Le soldat, quant à lui, n'avait pas perdu une miette de l'histoire relatée par la conteuse. Il n'avait jamais entendu parler de cet énorme corbeau, pas plus que d'une prétendue cape de plumes noires. Même Isaac n'avait pas gobé cette légende. Pourtant, même si l'instant fut bref, Alaric vit qu'elle détournait le regard à sa question. Il ne comprit pas pourquoi, mais ses paroles étaient teintées d'un sentiment nostalgique, débarrassées du ton amusé qu'elle s'était plu à employée jusqu'alors. Pour la première fois, il eut la certitude qu'elle ne mentait pas : que ce Lucian existe ou non, Odalie était peinée par leur séparation.
Le test de l'aubépine eut pour effet de détendre un peu l'atmosphère ; un sourire fleurit sur les lèvres du garde de Sombrebois. Oh non, avant de lui lancer ce défi, il s'était bien douté qu'elle serait capable de trouver la bonne réponse. S'il n'était toujours pas certain de pouvoir se fier à cette étrangère, malgré le regard doux qu'elle leur avait témoigné, il était sûr d'une chose : Odalie était une habituée des marais, une experte de la survie qui en savait sans aucun doute bien plus que lui. Non loin d'être un fardeau pour le duo qu'il menait avec Isaac, elle pourrait devenir une aide précieuse.
Alaric fronça les sourcils, puis haussa les épaules.
— À l'ouest des marais, dit-il vaguement.
Il pouvait se targuer de connaître par cœur la zone entre Sombrebois et Marbrume ; Balazuc, Piana, Conques et Ménerbes, les pièges entre ruines et restaurations de villages, les chemins à suivre, les zones d'ombre à éviter. À l'ouest de Balazuc, cependant, il s'agissait là de terres inconnues dans lesquelles il ne s'était jamais perdu. La végétation y était plus dense, de surcroît la luminosité plus ténue. Il ne fallait pas être très intelligent pour deviner que rien de bon ne se cachait dans cette partie des marais.
— Il existe plusieurs groupes, marmonna Isaac.
Alaric le dévisagea avant de hocher la tête.

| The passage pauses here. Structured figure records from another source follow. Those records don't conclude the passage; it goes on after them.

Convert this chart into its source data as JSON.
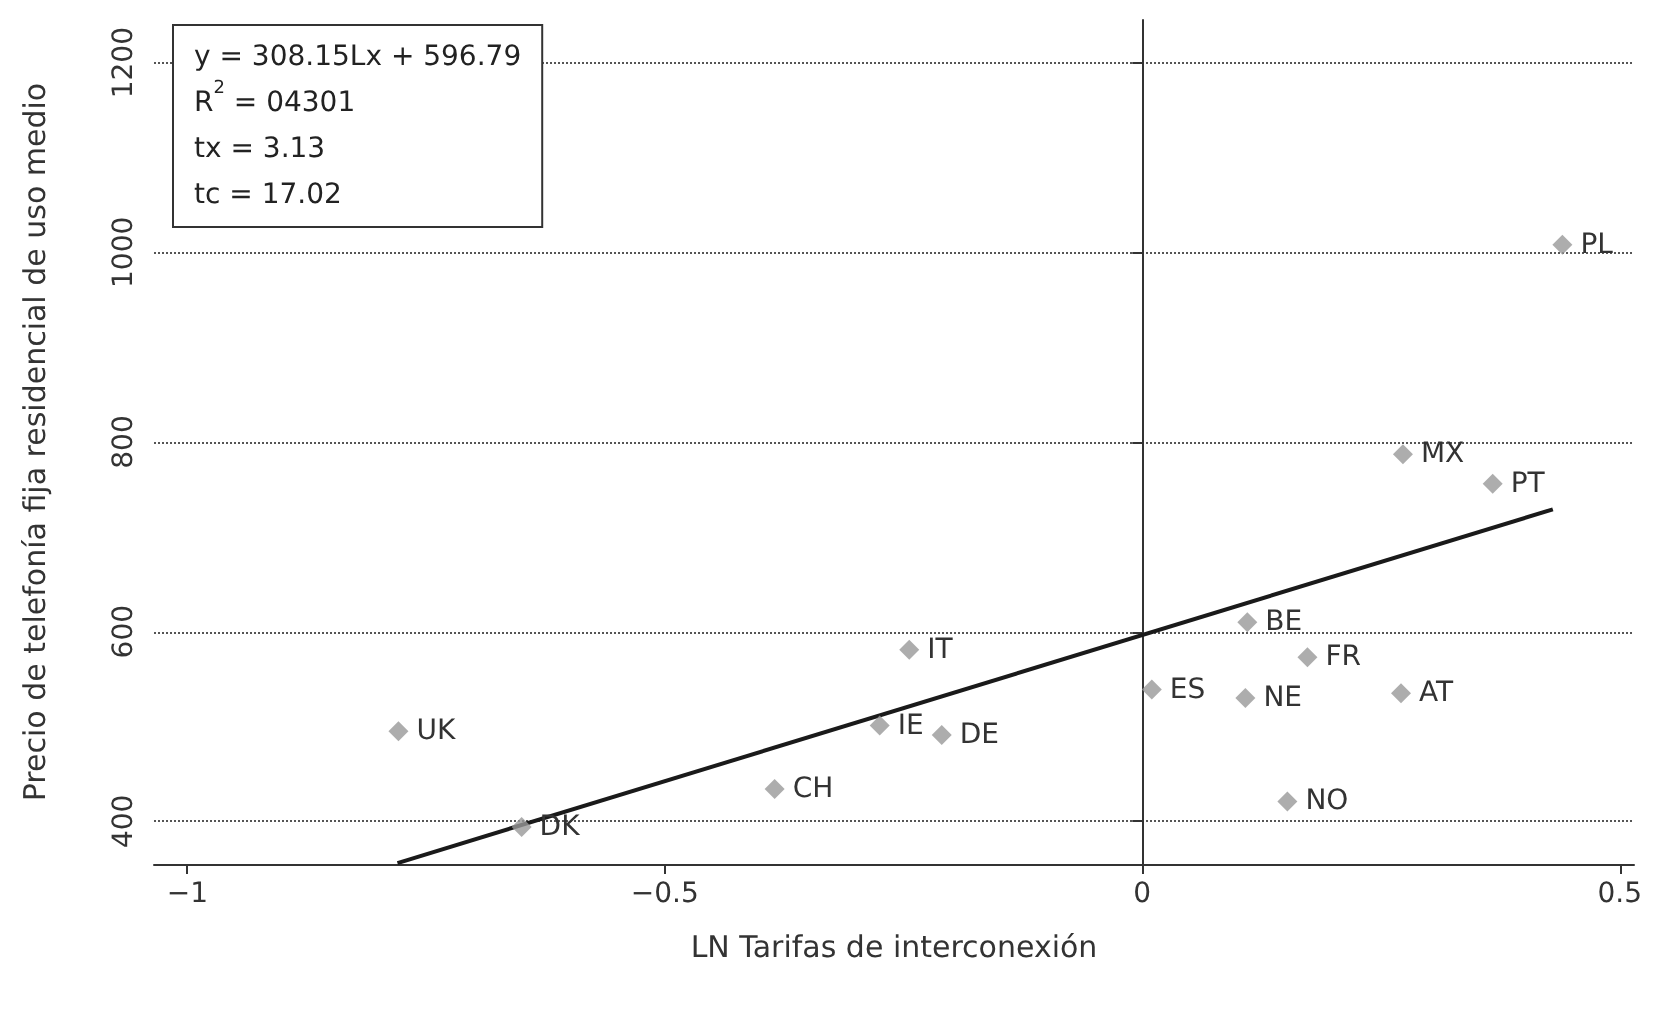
{
  "chart_data": {
    "type": "scatter",
    "xlabel": "LN Tarifas de interconexión",
    "ylabel": "Precio de telefonía fija residencial de uso medio",
    "x": [
      0.44,
      0.273,
      0.367,
      0.11,
      0.173,
      0.271,
      0.01,
      0.108,
      0.152,
      -0.244,
      -0.275,
      -0.21,
      -0.385,
      -0.65,
      -0.779
    ],
    "series": [
      {
        "color": "#999999",
        "marker": "diamond",
        "values": [
          1008,
          787,
          756,
          610,
          573,
          535,
          539,
          530,
          421,
          581,
          501,
          491,
          434,
          394,
          495
        ]
      },
      {
        "type": "line",
        "color": "#1a1a1a",
        "marker": "none",
        "x": [
          -0.78,
          0.43
        ],
        "values": [
          356,
          729
        ]
      }
    ],
    "xlim": [
      -1.035,
      0.515
    ],
    "xticks": [
      {
        "value": -1,
        "label": "−1"
      },
      {
        "value": -0.5,
        "label": "−0.5"
      },
      0,
      0.5
    ],
    "ylim": [
      355,
      1245
    ],
    "yticks": [
      400,
      600,
      800,
      1000,
      1200
    ],
    "grid": "y",
    "annotations": [
      "y = 308.15Lx + 596.79",
      "R$^{2}$ = 04301",
      "tx = 3.13",
      "tc = 17.02",
      {
        "text": "PL",
        "x": 0.44,
        "y": 1008
      },
      {
        "text": "MX",
        "x": 0.273,
        "y": 787
      },
      {
        "text": "PT",
        "x": 0.367,
        "y": 756
      },
      {
        "text": "BE",
        "x": 0.11,
        "y": 610
      },
      {
        "text": "FR",
        "x": 0.173,
        "y": 573
      },
      {
        "text": "AT",
        "x": 0.271,
        "y": 535
      },
      {
        "text": "ES",
        "x": 0.01,
        "y": 539
      },
      {
        "text": "NE",
        "x": 0.108,
        "y": 530
      },
      {
        "text": "NO",
        "x": 0.152,
        "y": 421
      },
      {
        "text": "IT",
        "x": -0.244,
        "y": 581
      },
      {
        "text": "IE",
        "x": -0.275,
        "y": 501
      },
      {
        "text": "DE",
        "x": -0.21,
        "y": 491
      },
      {
        "text": "CH",
        "x": -0.385,
        "y": 434
      },
      {
        "text": "DK",
        "x": -0.65,
        "y": 394
      },
      {
        "text": "UK",
        "x": -0.779,
        "y": 495
      }
    ]
  }
}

Il n'avait jamais su jusqu'à quel point le gamin était au fait de l'organisation des bannis et autres coupes jarrets qui couraient la fange. Au sergent de Balazuc, il avait prétexté qu'il le ramenait à Yohan de Morguestanc afin qu'Isaac puisse livrer à l'ancien noble tout ce qu'il savait sur ces renégats. Mais il ne s'était agi que d'une ruse afin de se débarrasser de ce gradé trop radical à son goût. Finalement, peut-être n'avait-il pas été si loin de la vérité en inventant cette excuse...
— Tu y es déjà allé ? demanda doucement le soldat.
L'enfant secoua la tête.
— Mais certains du groupe de mon frère, ils venaient de là. Ils racontaient des trucs.
Il s'arrêta et dévisagea Odalie, avant de regarder Alaric, comme s'il attendait son autorisation pour continuer. D'un faible sourire, le soldat l'encouragea à poursuivre.
— Ils disaient qu'une femme dirige là-bas, dans le centre des marais. Loin d'ici, ajouta-t-il. Mais y'en a qui étaient pas d'accord avec elle, ils sont partis. Ils ont fait un autre village, ailleurs. Je sais pas où, dit-il en réponse au regard interrogateur d'Alaric.
Ce dernier se retourna vers Odalie :
— Cela vous aide-t-il ?
Puis, après une petite pause, il demanda :
— Pourquoi vous intéresser aux bannis ? Est-ce que...
Il hésita, se souvint du semblant de malaise qui avait brièvement voilé les jolis yeux de la conteuse, puis prononça :
— Vous cherchez Lucian ? Vous pensez qu'il pourrait être à Sombrebois ou bien, qu'il vivrait parmi les bannis ?
Dame CorbeauMaître du jeu
Sujet: Re: [Convocation]Le destin de toutes vies Ven 29 Oct 2021 - 14:51
10 Avril 1167.
Leur « compagne » de route ne sembla pas prendre à défaut les échanges de regards et le doute ambiant sur la confiance qu’on pouvait lui porter. Elle avancer tranquillement sur la route, attentive à leurs réponses quand elle venait, s’offrant même le luxe d’observer la nature qui les entourait. Elle aurait presque souhaité s’enfoncer plus avant dans les bois pour s’immerger plus encore dans cette sensation de vie grouillante et sans frontière.
-On peut dire que cela m’aide en effet. Il est toujours intéressant de savoir ce que les autres connaissent d’une situation donnée. Cela offre souvent une nouvelle perspective sur ce que l’on croit soi-même savoir…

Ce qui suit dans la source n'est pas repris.